Rio - A médica Haydee Marques da Silva, que se recusou a atender Breno Rodrigues Duarte da Silva, de um ano e meio, é esperada na 16ª DP (Barra da Tijuca) na manhã desta segunda-feira. O menino morreu uma hora e meia depois, após ela não prestar o socorro solicitado pela família, que pediu uma ambulância para levá-lo para um hospital.

A delegada Isabelle Conti, da 16ª DP, vai pedir hoje a prisão temporária por 30 dias à Justiça da médica de 59 anos, conforme adiantou o blog Justiça e Cidadania neste sábado. As investigações apontam que ela cometeu o crime de homicídio, com dolo eventual, aquele que o acusado assume o risco de praticar o ato. Desde quinta-feira agentes tentam localizar a médica, sem sucesso.

Menino Breno%2C de 1 ano e 6 meses%2C que morreu após médica da Cuidar Emergências Médicas%2C terceirizada da Unimed%2C negar socorroReprodução Internet

?Médica é suspeita de mais um caso de negligência

O menino Breno não foi a única vítima de Haydee Marques da Silva. Após ver as notícias sobre o menino de 1 ano e 6 meses morto por omissão de socorro, auxiliar administativa Vanessa Ribeiro Martins, foi à 16ª DP (Barra da Tijuca) nesta sexta-feira denunciar a médica por negligência ao socorrer seu pai, Leonel Martins, morto em agosto do ano passado. 

Em julho do ano passado, a família de Leonel, que tinha 62 anos, solicitou uma ambulância, pois o homem sofria de um desconforto abdominal e precisava ser encaminhado ao hospital para ser submetido a uma lavagem estomacal.

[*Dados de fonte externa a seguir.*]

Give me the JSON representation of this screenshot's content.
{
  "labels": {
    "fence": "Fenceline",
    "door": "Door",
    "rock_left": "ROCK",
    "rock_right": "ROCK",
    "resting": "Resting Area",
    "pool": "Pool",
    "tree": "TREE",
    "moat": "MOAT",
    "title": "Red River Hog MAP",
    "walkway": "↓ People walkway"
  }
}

Chegando ao local, Haydee teria ficado irritada ao perceber que o senhor usava um tubo de oxigênio para respirar.

?Denunciada por agressão em 2010

?Haydee também já foi denunciada por agressão no ano de 2010. Conforme registro que O DIA teve acesso, na 26ª DP (Todos os Santos), Haydee foi denunciada por suposta agressão a uma paciente, que queria fazer uma tomografia computadorizada na cabeça.

O pedido foi negado pela profissional, dando sequência a discussão e agressões físicas dentro do Hospital Memorial Engenho de Dentro. O caso foi parar na Justiça, mas acabou extinto por ser lesão corporal leve. 

A denúncia, de lesão corporal leve, com pena de seis meses, foi feita apenas em fevereiro de 2013. Em outubro de 2014, a defesa de Haydee propos uma transação penal, que foi o pagamento de uma cesta básica no valor de R$ 500,40. A cesta básica nunca chegou à associação que deveria ser destinada. Com isso, a punibilidade acabou extinta em junho do ano passado.